Monday, 29 September 2014
Review: Goth Girl and the Fete Worse Than Death by Chris Riddell
Publisher: Macmillan Children's Books
Released: September 25th, 2014
Preparations for the Ghastly-Gorm Garden Party and bake-off are under way. Celebrity cooks are arriving at the hall for the big event and, true to form, Maltravers, the indoor gamekeeper, is acting suspiciously. Elsewhere at Ghastly-Gorm Ada's wardrobe-dwelling lady's maid Marylebone has received a marriage proposal. Ada vows to aid the course of true love and find out what Maltravers is up to, but amidst all this activity, everyone, including her father, appears to have forgotten her birthday!
I absolutely love this series about Ada Goth and the strange goings on at Ghastly-Gorm Hall. Not only is it funny and gothic, it's also beautifully illustrated and full of characters that I wish were real. They're all just so entertaining, with personalities that jump off the page and work their way into your thoughts. I have a particular soft spot for Lord Goth and his ramblers' verse, but that's enough of that!
Goth Girl and the Fete Worst Than Death can be read as a standalone or as part of the series, though obviously I'd strongly recommend reading Goth Girl and the Ghost of a Mouse first, simply because it's one of the best children's books I've read. In this second instalment, Ghastly-Gorm Hall is preparing for the Full-Moon Fete and the Great Ghastly-Gorm Bake Off. Everyone is involved, complete strangers are showing up at the door every day, Ada's lady's maid Marylebone has a secret to share and Ada is feeling a bit left out - nobody seems to remember it's almost her birthday. Just when you thought things couldn't get any stranger, they do!

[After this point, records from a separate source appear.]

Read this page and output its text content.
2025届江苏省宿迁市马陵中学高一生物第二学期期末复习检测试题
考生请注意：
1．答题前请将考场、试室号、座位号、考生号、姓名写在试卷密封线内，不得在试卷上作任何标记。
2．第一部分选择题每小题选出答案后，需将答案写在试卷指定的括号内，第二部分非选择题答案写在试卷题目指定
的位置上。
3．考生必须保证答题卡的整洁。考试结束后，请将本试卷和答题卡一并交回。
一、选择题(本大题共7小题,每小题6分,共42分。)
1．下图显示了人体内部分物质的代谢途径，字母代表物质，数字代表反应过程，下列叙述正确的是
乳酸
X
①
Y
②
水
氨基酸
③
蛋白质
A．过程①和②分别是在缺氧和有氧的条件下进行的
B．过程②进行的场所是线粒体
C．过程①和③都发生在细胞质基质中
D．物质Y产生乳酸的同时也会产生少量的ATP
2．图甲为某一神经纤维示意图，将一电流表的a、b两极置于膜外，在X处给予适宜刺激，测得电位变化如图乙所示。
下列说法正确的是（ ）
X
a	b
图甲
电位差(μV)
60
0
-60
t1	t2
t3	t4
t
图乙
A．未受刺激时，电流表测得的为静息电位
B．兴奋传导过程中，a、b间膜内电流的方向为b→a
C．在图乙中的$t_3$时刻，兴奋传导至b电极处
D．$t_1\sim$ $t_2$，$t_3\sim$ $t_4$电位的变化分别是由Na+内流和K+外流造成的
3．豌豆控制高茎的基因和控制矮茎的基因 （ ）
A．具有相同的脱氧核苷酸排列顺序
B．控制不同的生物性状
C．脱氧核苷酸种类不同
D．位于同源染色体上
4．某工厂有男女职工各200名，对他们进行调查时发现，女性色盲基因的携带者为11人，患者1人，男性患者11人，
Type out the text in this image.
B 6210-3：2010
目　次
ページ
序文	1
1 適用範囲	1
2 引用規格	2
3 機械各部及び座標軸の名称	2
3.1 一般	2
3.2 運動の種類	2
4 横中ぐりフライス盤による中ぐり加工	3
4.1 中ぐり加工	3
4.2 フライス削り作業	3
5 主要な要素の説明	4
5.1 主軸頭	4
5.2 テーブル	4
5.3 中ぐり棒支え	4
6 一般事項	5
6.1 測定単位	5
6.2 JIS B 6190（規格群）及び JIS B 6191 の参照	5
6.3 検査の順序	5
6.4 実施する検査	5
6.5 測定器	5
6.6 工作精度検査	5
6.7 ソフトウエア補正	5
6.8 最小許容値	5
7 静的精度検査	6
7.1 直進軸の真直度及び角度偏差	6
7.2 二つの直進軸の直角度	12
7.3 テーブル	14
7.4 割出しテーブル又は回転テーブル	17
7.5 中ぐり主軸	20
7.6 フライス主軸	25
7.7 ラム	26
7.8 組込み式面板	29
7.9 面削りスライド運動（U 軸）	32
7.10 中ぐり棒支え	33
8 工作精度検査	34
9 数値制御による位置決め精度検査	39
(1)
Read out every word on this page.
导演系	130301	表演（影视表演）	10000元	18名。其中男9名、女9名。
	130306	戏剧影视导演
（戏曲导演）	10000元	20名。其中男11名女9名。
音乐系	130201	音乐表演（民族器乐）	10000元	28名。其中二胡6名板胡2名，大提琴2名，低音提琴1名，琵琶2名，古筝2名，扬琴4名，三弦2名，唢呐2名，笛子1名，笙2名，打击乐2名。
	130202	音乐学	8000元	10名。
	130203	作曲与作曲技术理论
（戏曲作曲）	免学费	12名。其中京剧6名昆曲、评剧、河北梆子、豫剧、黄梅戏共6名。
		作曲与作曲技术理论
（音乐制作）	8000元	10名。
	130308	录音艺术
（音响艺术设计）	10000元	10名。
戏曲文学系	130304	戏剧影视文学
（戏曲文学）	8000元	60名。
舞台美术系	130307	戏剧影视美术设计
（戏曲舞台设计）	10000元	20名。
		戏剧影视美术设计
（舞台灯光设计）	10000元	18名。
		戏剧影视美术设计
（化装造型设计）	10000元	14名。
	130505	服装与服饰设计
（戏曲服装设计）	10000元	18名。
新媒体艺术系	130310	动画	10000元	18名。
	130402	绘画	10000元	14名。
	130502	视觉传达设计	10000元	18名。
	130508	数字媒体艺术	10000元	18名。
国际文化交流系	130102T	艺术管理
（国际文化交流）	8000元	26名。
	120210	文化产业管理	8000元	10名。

Chris Riddell has a fantastic sense of humour that shines through his writing on every page. Whether it's naming his Bake Off cooks things like Nigellina Sugarspoon and Gordon Ramsgate, or having a family of possible vampires called The Glum-Stokers, there's a lot of laughs here and clever ones too. I chuckled out loud to myself several times, and that to me is the sign of a good children's book.
The illustrations are as much a part of this book as the text, and they really are an absolute treat to look at. Riddell's signature style is here, of course, and every single character gets some page time. There's nothing left to the imagination, not even the London newspaper, and that's one of the things I love most about these books. It's also so well presented than anyone browsing a bookshelf would have no choice but to grab it for a closer look and, in keeping with the first book, there's even a secret little book at the very end!
I can't possibly say enough good things about this series and I hope it continues for a long time. Ada must have many more stories to tell, and I will be reading them all. The highest commendation I can give this series is to say that it's almost as good as The Raven Mysteries, which is my all-time favourite younger fiction series. Anyone who likes those books will utterly love this one, and you should all read it. The presentation alone is well worth the cover price!